Tous imberbes alors
À Sainte-Beuve
Tous imberbes alors, sur les vieux bancs de chêne.
Plus polis et luisants que des anneaux de chaîne,
Que, jour à jour, la peau des hommes a fourbis,
Nous traînions tristement nos ennuis, accroupis
Et voûtés sous le ciel carré des solitudes,
Où l'enfant boit, dix ans, l'âpre lait des études.
C'était dans ce vieux temps, mémorable et marquant,
Où, forcés d'élargir le classique carcan,
Les professeurs, encor rebelles à vos rimes,
Succombaient sous l'effort de nos folles escrimes
Et laissaient l'écolier, triomphant et mutin,
Faire à l'aise hurler Triboulet en latin.—
Qui de nous, en ces temps d'adolescences pâles,
N'a connu la torpeur des fatigues claustrales,
—L'œil perdu dans l'azur morne d'un ciel d'été,
Ou l'éblouissement de la neige,—guetté,
L'oreille avide et droite,—et bu, comme une meute,
L'écho lointain d'un livre ou le cri d'une émeute?
C'était surtout l'été, quand les plombs se fondaient,
Que ces grands murs noircis en tristesse abondaient,
Lorsque la canicule ou le fumeux automne
Irradiait les cieux de son feu monotone,
Et faisait sommeiller, dans les sveltes donjons,
Les tiercelets criards, effroi des blancs pigeons;
Saison de rêverie, où la Muse s'accroche
Pendant un jour entier au battant d'une cloche;
Où la Mélancolie, à midi, quand tout dort,
Le menton dans la main, au fond du corridor,—
L'œil plus noir et plus bleu que la Religieuse,
Dont chacun sait l'histoire obscène et douloureuse,
—Traîne un pied alourdi de précoces ennuis.
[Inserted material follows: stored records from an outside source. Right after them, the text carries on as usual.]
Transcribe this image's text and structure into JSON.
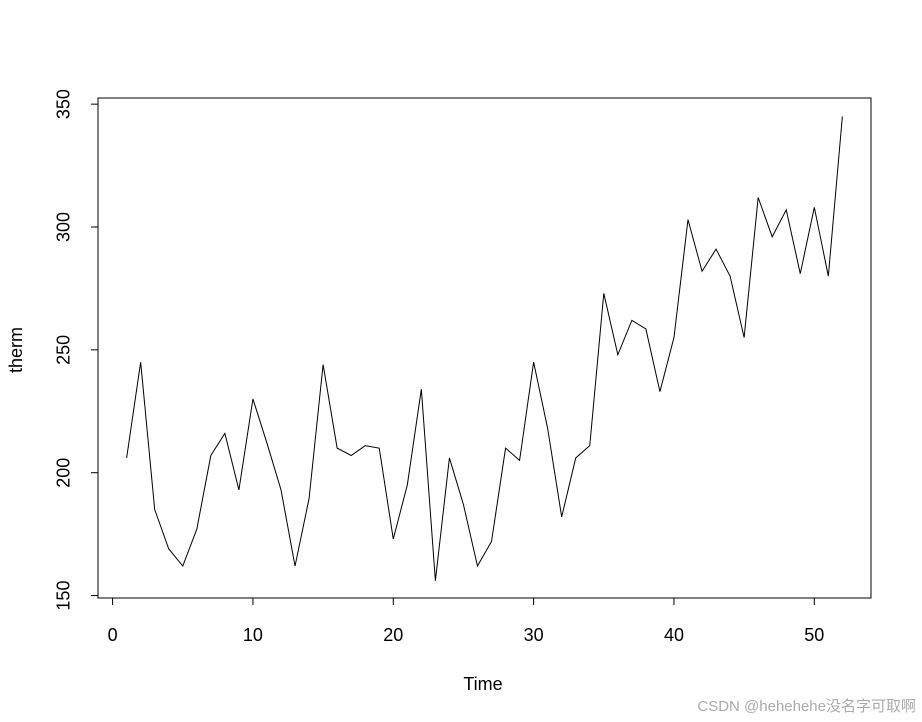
{
  "chart_data": {
    "type": "line",
    "xlabel": "Time",
    "ylabel": "therm",
    "x": [
      1,
      2,
      3,
      4,
      5,
      6,
      7,
      8,
      9,
      10,
      11,
      12,
      13,
      14,
      15,
      16,
      17,
      18,
      19,
      20,
      21,
      22,
      23,
      24,
      25,
      26,
      27,
      28,
      29,
      30,
      31,
      32,
      33,
      34,
      35,
      36,
      37,
      38,
      39,
      40,
      41,
      42,
      43,
      44,
      45,
      46,
      47,
      48,
      49,
      50,
      51,
      52
    ],
    "series": [
      {
        "color": "#000000",
        "values": [
          206,
          245,
          185,
          169,
          162,
          177,
          207,
          216,
          193,
          230,
          212,
          193,
          162,
          189.5,
          244,
          210,
          207,
          211,
          210,
          173,
          195,
          234,
          156,
          206,
          187,
          162,
          172,
          210,
          205,
          245,
          218,
          182,
          206,
          211,
          273,
          248,
          262,
          258.5,
          233,
          255,
          303,
          282,
          291,
          280,
          255,
          312,
          296,
          307,
          281,
          308,
          280,
          345
        ]
      }
    ],
    "xlim": [
      -1.04,
      54.04
    ],
    "xticks": [
      0,
      10,
      20,
      30,
      40,
      50
    ],
    "ylim": [
      149,
      352.5
    ],
    "yticks": [
      150,
      200,
      250,
      300,
      350
    ],
    "watermark": "CSDN @hehehehe没名字可取啊"
  }
}
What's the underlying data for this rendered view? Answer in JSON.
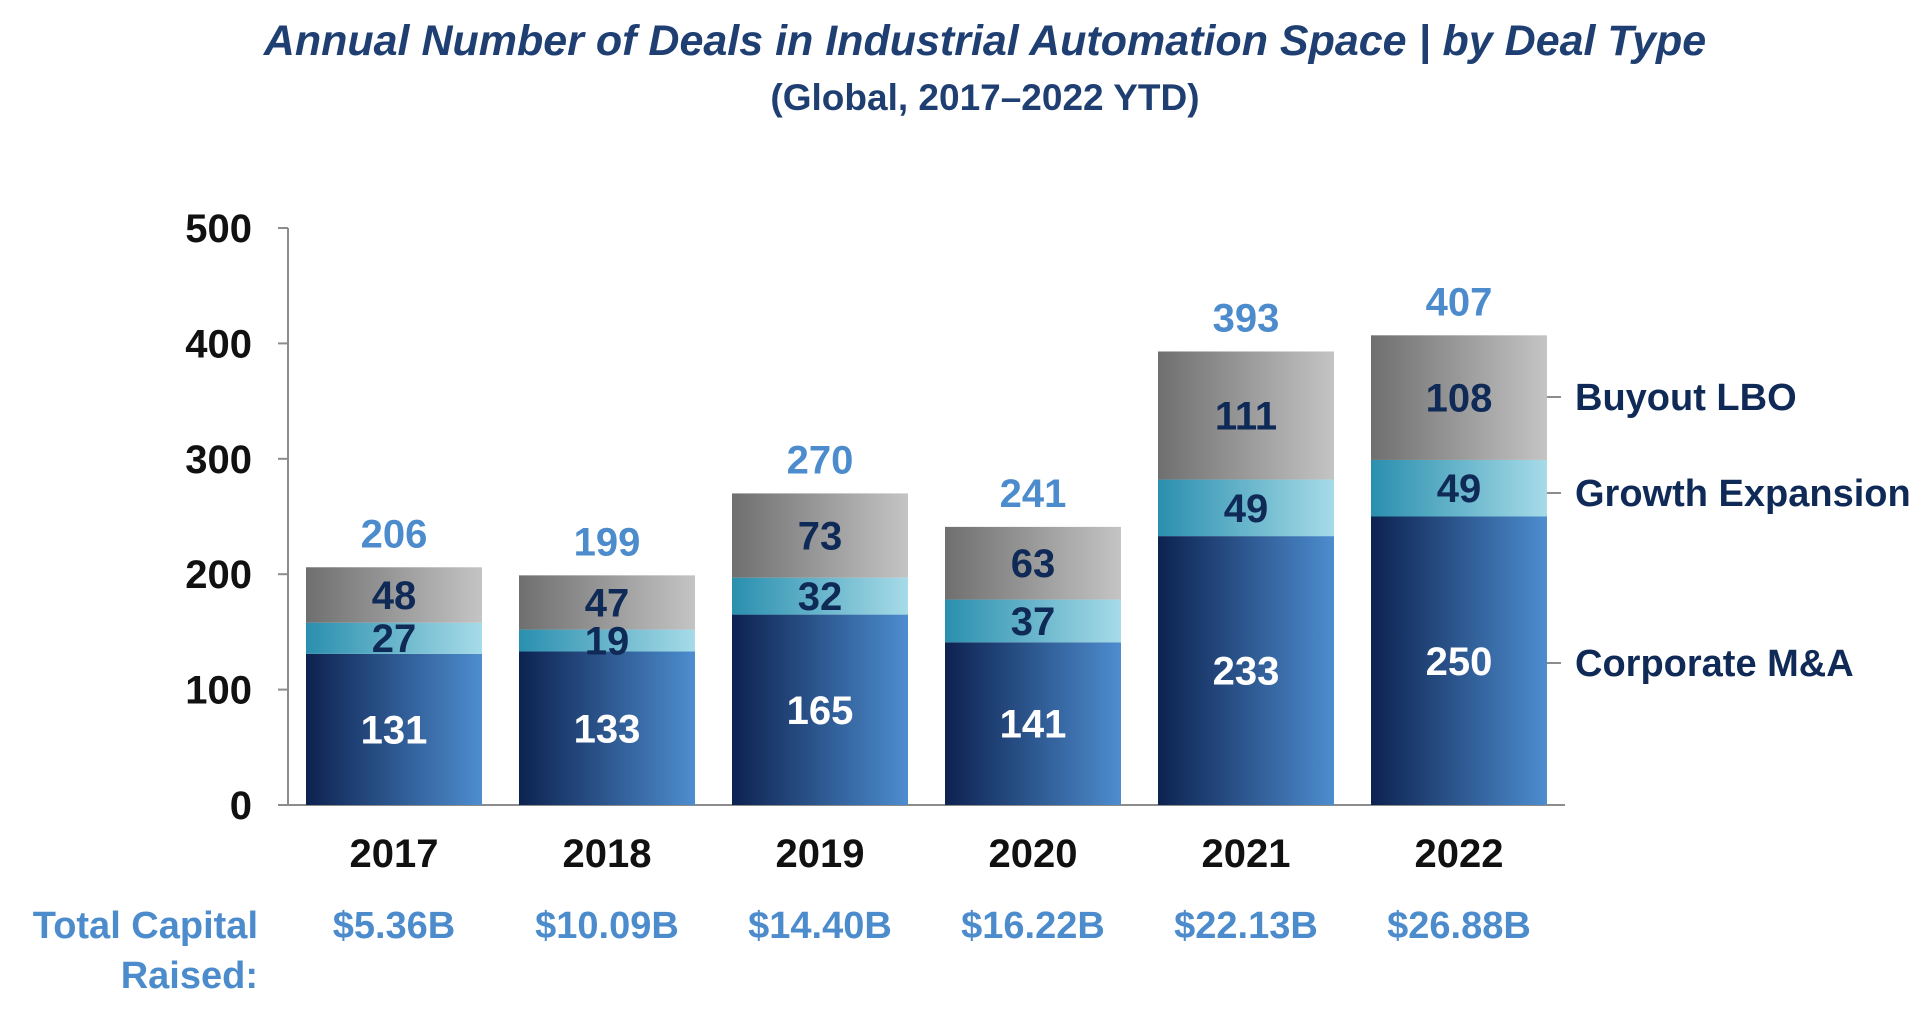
{
  "colors": {
    "corporate_dark": "#0d2250",
    "corporate_light": "#4d8dcf",
    "growth_dark": "#2a8fae",
    "growth_light": "#a6dbe8",
    "buyout_dark": "#6f6f6f",
    "buyout_light": "#c4c4c4",
    "title": "#1f3f73",
    "total": "#4d8ccc",
    "label_dark": "#0f2a57"
  },
  "chart_data": {
    "type": "bar",
    "stacked": true,
    "title": "Annual Number of Deals in Industrial Automation Space | by Deal Type",
    "subtitle": "(Global, 2017–2022 YTD)",
    "categories": [
      "2017",
      "2018",
      "2019",
      "2020",
      "2021",
      "2022"
    ],
    "series": [
      {
        "name": "Corporate M&A",
        "values": [
          131,
          133,
          165,
          141,
          233,
          250
        ]
      },
      {
        "name": "Growth Expansion",
        "values": [
          27,
          19,
          32,
          37,
          49,
          49
        ]
      },
      {
        "name": "Buyout LBO",
        "values": [
          48,
          47,
          73,
          63,
          111,
          108
        ]
      }
    ],
    "totals": [
      206,
      199,
      270,
      241,
      393,
      407
    ],
    "yticks": [
      0,
      100,
      200,
      300,
      400,
      500
    ],
    "ylim": [
      0,
      500
    ],
    "legend_position": "right",
    "capital_label": "Total Capital Raised:",
    "capital_label_lines": [
      "Total Capital",
      "Raised:"
    ],
    "capital_raised": [
      "$5.36B",
      "$10.09B",
      "$14.40B",
      "$16.22B",
      "$22.13B",
      "$26.88B"
    ]
  }
}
Et son front moite encor des longueur de ses nuits.
—Et puis, venaient les soirs malsains, les nuits fiévreuses,
Qui rendent de leur corps les filles amoureuses
Et les font, aux miroirs,—stérile volupté,—
Contempler les fruits mûrs de leur nubilité,—
Les soirs italiens, de molle insouciance,
—Qui des plaisirs menteurs révèlent la science,
—Quand la sombre Vénus, du haut des balcons noirs,
Verse des flots de musc de ses frais encensoirs.—
Ce fut dans ce conflit de molles circonstances,
Mûri par vos sonnets, préparé par vos stances,
Qu'un soir, ayant flairé le livre et son esprit,
J'emportai sur mon cœur l'histoire d'Amaury.
Tout abîme mystique est à deux pas du doute.—
Le breuvage infiltré lentement, goutte à goutte,—
En moi qui, dès quinze ans, vers le gouffre entraîné,
Déchiffrais couramment les soupirs de René,
Et que de l'inconnu la soif bizarre altère,
—A travaillé le fond de la plus mince artère.—
J'en ai tout absorbé, les miasmes, les parfums,
Le doux chuchotement des souvenirs défunts,
Les longs enlacements des phrases symboliques,
—Chapelets murmurants de madrigaux mystiques,
—Livre voluptueux, si jamais il en fut.—
Et depuis, soit au fond d'un asile touffu,
Soit que, sous les soleils des zones différentes,
L'éternel bercement des houles enivrantes,
Et l'aspect renaissant des horizons sans fin,
Ramenassent ce cœur vers le songe divin,—
Soit dans les lourds loisirs d'un jour caniculaire
Ou dans l'oisiveté frileuse de frimaire,—
Sous les flots du tabac qui masque le plafond,—
J'ai partout feuilleté le mystère profond
De ce livre si cher aux âmes engourdies
Que leur destin marqua des mêmes maladies,
Et, devant le miroir, j'ai perfectionné
L'art cruel qu'un démon, en naissant, m'a donné,
—De la douleur pour faire une volupté vraie,—
D'ensanglanter son mal et de gratter sa plaie.
Poète, est-ce une injure ou bien un compliment?
Car, je suis vis-à-vis de vous comme un amant,
En face du fantôme, au geste plein d'amorces,
Dont la main et dont l'œil ont, pour pomper les forces,
Des charmes inconnus.—Tous les êtres aimés
Sont des vases de fiel qu'on boit les yeux fermés,
Et le cœur transpercé, que la douleur allèche,
Expire chaque jour en bénissant sa flèche.